A escolta que trazia o custodiado só poderia conduzi-lo até o Conselheiro e então teria apenas um dia para deixar a província, conforme as leis para os deslocamentos de forças regulares em missões internas; estes expedientes diminuíram os saques e crimes cometidos pelos homens do exército e tirou as responsabilidades dos comandantes e passaram-nas para os chefes de guarnição.
Desta forma as guarnições realizavam suas missões rapidamente, de forma a preservar seus comandantes e evitar a acusação de insurreição ou deserção; que era sentenciada com rigor extremo nestes tempos.
O comandante da guarnição chegou pela manhã e encaminhou o custodiado para o ajudante do Conselheiro que após a formalização da transferência seguiu para retornar sua guarnição ao comando a que pertencia.
O ajudante recebeu um homem cansado, com barbas e cabelos bastos, olhar baixo e gestos contidos; seguindo a determinação do Conselheiro ofereceu-lhe aposentos e condições para apresentar-se com dignidade ao seu novo tutor.

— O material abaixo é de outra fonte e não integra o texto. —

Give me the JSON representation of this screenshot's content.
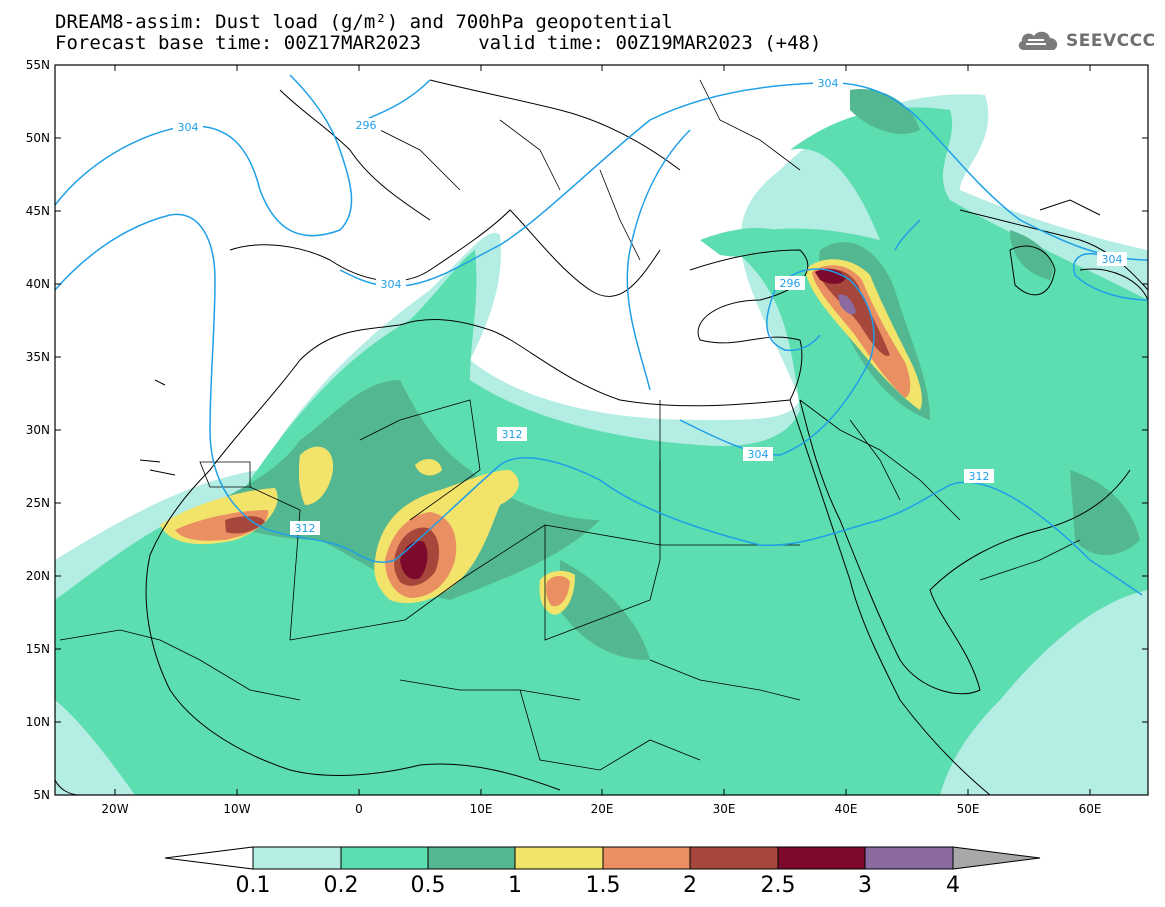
{
  "header": {
    "title_line1": "DREAM8-assim: Dust load (g/m²) and 700hPa geopotential",
    "title_line2": "Forecast base time: 00Z17MAR2023     valid time: 00Z19MAR2023 (+48)"
  },
  "logo": {
    "text": "SEEVCCC",
    "icon": "cloud-icon"
  },
  "axes": {
    "lat_labels": [
      "55N",
      "50N",
      "45N",
      "40N",
      "35N",
      "30N",
      "25N",
      "20N",
      "15N",
      "10N",
      "5N"
    ],
    "lon_labels": [
      "20W",
      "10W",
      "0",
      "10E",
      "20E",
      "30E",
      "40E",
      "50E",
      "60E"
    ]
  },
  "contours": {
    "labels": [
      "304",
      "296",
      "304",
      "304",
      "296",
      "312",
      "304",
      "312",
      "312",
      "304"
    ]
  },
  "colorbar": {
    "ticks": [
      "0.1",
      "0.2",
      "0.5",
      "1",
      "1.5",
      "2",
      "2.5",
      "3",
      "4"
    ],
    "colors": [
      "#ffffff",
      "#b4ede3",
      "#5ddeb0",
      "#53b891",
      "#f2e36a",
      "#ea8f62",
      "#a5483b",
      "#7d0a2c",
      "#8a6aa1",
      "#a8a8a8"
    ]
  },
  "map_colors": {
    "ocean": "#ffffff",
    "coast": "#000000",
    "contour": "#1f9fe8"
  }
}
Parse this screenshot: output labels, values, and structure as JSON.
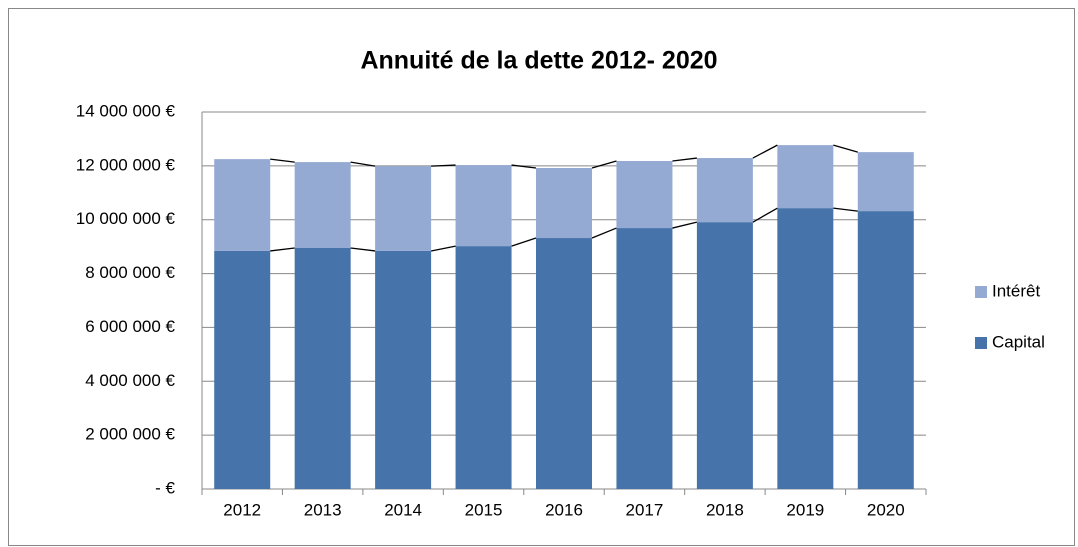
{
  "chart_data": {
    "type": "bar",
    "stacked": true,
    "title": "Annuité de la dette 2012- 2020",
    "categories": [
      "2012",
      "2013",
      "2014",
      "2015",
      "2016",
      "2017",
      "2018",
      "2019",
      "2020"
    ],
    "series": [
      {
        "name": "Capital",
        "color": "#4674aa",
        "values": [
          8840000,
          8950000,
          8840000,
          9020000,
          9320000,
          9690000,
          9910000,
          10430000,
          10320000
        ]
      },
      {
        "name": "Intérêt",
        "color": "#95aad3",
        "values": [
          3410000,
          3190000,
          3150000,
          3010000,
          2600000,
          2490000,
          2380000,
          2340000,
          2190000
        ]
      }
    ],
    "ylim": [
      0,
      14000000
    ],
    "yticks": [
      {
        "value": 0,
        "label": "-  €"
      },
      {
        "value": 2000000,
        "label": "2 000 000 €"
      },
      {
        "value": 4000000,
        "label": "4 000 000 €"
      },
      {
        "value": 6000000,
        "label": "6 000 000 €"
      },
      {
        "value": 8000000,
        "label": "8 000 000 €"
      },
      {
        "value": 10000000,
        "label": "10 000 000 €"
      },
      {
        "value": 12000000,
        "label": "12 000 000 €"
      },
      {
        "value": 14000000,
        "label": "14 000 000 €"
      }
    ],
    "grid": true,
    "legend": "right"
  }
}
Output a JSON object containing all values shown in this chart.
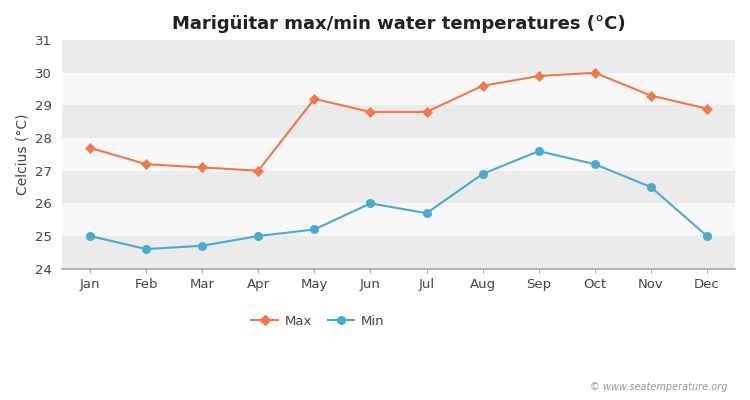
{
  "title": "Marigüitar max/min water temperatures (°C)",
  "ylabel": "Celcius (°C)",
  "months": [
    "Jan",
    "Feb",
    "Mar",
    "Apr",
    "May",
    "Jun",
    "Jul",
    "Aug",
    "Sep",
    "Oct",
    "Nov",
    "Dec"
  ],
  "max_temps": [
    27.7,
    27.2,
    27.1,
    27.0,
    29.2,
    28.8,
    28.8,
    29.6,
    29.9,
    30.0,
    29.3,
    28.9
  ],
  "min_temps": [
    25.0,
    24.6,
    24.7,
    25.0,
    25.2,
    26.0,
    25.7,
    26.9,
    27.6,
    27.2,
    26.5,
    25.0
  ],
  "max_color": "#f0784a",
  "min_color": "#4aaad2",
  "ylim": [
    24,
    31
  ],
  "yticks": [
    24,
    25,
    26,
    27,
    28,
    29,
    30,
    31
  ],
  "fig_bg_color": "#ffffff",
  "plot_bg_color": "#ffffff",
  "band_color_light": "#ebebeb",
  "band_color_white": "#f8f8f8",
  "watermark": "© www.seatemperature.org",
  "legend_labels": [
    "Max",
    "Min"
  ],
  "title_fontsize": 13,
  "label_fontsize": 10,
  "tick_fontsize": 9.5
}
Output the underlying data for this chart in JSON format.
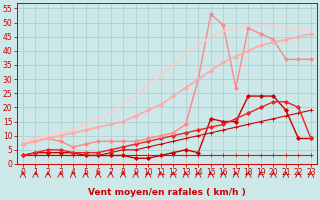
{
  "background_color": "#cce8e8",
  "grid_color": "#aacccc",
  "xlabel": "Vent moyen/en rafales ( km/h )",
  "xlim": [
    -0.5,
    23.5
  ],
  "ylim": [
    0,
    57
  ],
  "yticks": [
    0,
    5,
    10,
    15,
    20,
    25,
    30,
    35,
    40,
    45,
    50,
    55
  ],
  "xticks": [
    0,
    1,
    2,
    3,
    4,
    5,
    6,
    7,
    8,
    9,
    10,
    11,
    12,
    13,
    14,
    15,
    16,
    17,
    18,
    19,
    20,
    21,
    22,
    23
  ],
  "lines": [
    {
      "x": [
        0,
        1,
        2,
        3,
        4,
        5,
        6,
        7,
        8,
        9,
        10,
        11,
        12,
        13,
        14,
        15,
        16,
        17,
        18,
        19,
        20,
        21,
        22,
        23
      ],
      "y": [
        3,
        3,
        3,
        3,
        3,
        3,
        3,
        3,
        3,
        3,
        3,
        3,
        3,
        3,
        3,
        3,
        3,
        3,
        3,
        3,
        3,
        3,
        3,
        3
      ],
      "color": "#ff0000",
      "lw": 0.8,
      "marker": "+",
      "ms": 3.0
    },
    {
      "x": [
        0,
        1,
        2,
        3,
        4,
        5,
        6,
        7,
        8,
        9,
        10,
        11,
        12,
        13,
        14,
        15,
        16,
        17,
        18,
        19,
        20,
        21,
        22,
        23
      ],
      "y": [
        3,
        3,
        3,
        3,
        3,
        3,
        3,
        4,
        5,
        5,
        6,
        7,
        8,
        9,
        10,
        11,
        12,
        13,
        14,
        15,
        16,
        17,
        18,
        19
      ],
      "color": "#cc0000",
      "lw": 0.8,
      "marker": "+",
      "ms": 3.0
    },
    {
      "x": [
        0,
        1,
        2,
        3,
        4,
        5,
        6,
        7,
        8,
        9,
        10,
        11,
        12,
        13,
        14,
        15,
        16,
        17,
        18,
        19,
        20,
        21,
        22,
        23
      ],
      "y": [
        3,
        4,
        4,
        4,
        4,
        3,
        3,
        3,
        3,
        2,
        2,
        3,
        4,
        5,
        4,
        16,
        15,
        15,
        24,
        24,
        24,
        19,
        9,
        9
      ],
      "color": "#cc0000",
      "lw": 1.0,
      "marker": "D",
      "ms": 2.0
    },
    {
      "x": [
        0,
        1,
        2,
        3,
        4,
        5,
        6,
        7,
        8,
        9,
        10,
        11,
        12,
        13,
        14,
        15,
        16,
        17,
        18,
        19,
        20,
        21,
        22,
        23
      ],
      "y": [
        3,
        4,
        5,
        5,
        4,
        4,
        4,
        5,
        6,
        7,
        8,
        9,
        10,
        11,
        12,
        13,
        14,
        16,
        18,
        20,
        22,
        22,
        20,
        9
      ],
      "color": "#ee2222",
      "lw": 1.0,
      "marker": "D",
      "ms": 2.0
    },
    {
      "x": [
        0,
        1,
        2,
        3,
        4,
        5,
        6,
        7,
        8,
        9,
        10,
        11,
        12,
        13,
        14,
        15,
        16,
        17,
        18,
        19,
        20,
        21,
        22,
        23
      ],
      "y": [
        7,
        8,
        9,
        8,
        6,
        7,
        8,
        8,
        8,
        8,
        9,
        10,
        11,
        14,
        30,
        53,
        49,
        27,
        48,
        46,
        44,
        37,
        37,
        37
      ],
      "color": "#ff8888",
      "lw": 1.0,
      "marker": "D",
      "ms": 2.0
    },
    {
      "x": [
        0,
        1,
        2,
        3,
        4,
        5,
        6,
        7,
        8,
        9,
        10,
        11,
        12,
        13,
        14,
        15,
        16,
        17,
        18,
        19,
        20,
        21,
        22,
        23
      ],
      "y": [
        7,
        8,
        9,
        10,
        11,
        12,
        13,
        14,
        15,
        17,
        19,
        21,
        24,
        27,
        30,
        33,
        36,
        38,
        40,
        42,
        43,
        44,
        45,
        46
      ],
      "color": "#ffaaaa",
      "lw": 1.2,
      "marker": "D",
      "ms": 2.0
    },
    {
      "x": [
        0,
        1,
        2,
        3,
        4,
        5,
        6,
        7,
        8,
        9,
        10,
        11,
        12,
        13,
        14,
        15,
        16,
        17,
        18,
        19,
        20,
        21,
        22,
        23
      ],
      "y": [
        8,
        9,
        10,
        11,
        12,
        14,
        16,
        18,
        21,
        24,
        28,
        31,
        35,
        39,
        42,
        45,
        47,
        48,
        49,
        49,
        49,
        48,
        47,
        47
      ],
      "color": "#ffcccc",
      "lw": 1.2,
      "marker": null,
      "ms": 0
    }
  ],
  "tick_fontsize": 5.5,
  "label_fontsize": 6.5
}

Após banho e barba foi conduzido a uma modesta cozinha onde fez uma refeição frugal e silenciosa, desde sua chegada, o silencio era a marca mais sentida de sua presença.
Assim silencioso e contido chegou à presença do Conselheiro Encarregado, que o acercou de forma especulativa e sem dizer uma palavra sequer, tremeu diante daquelas feições altivas e tristes, que copiavam de forma fiel o seu próprio rosto.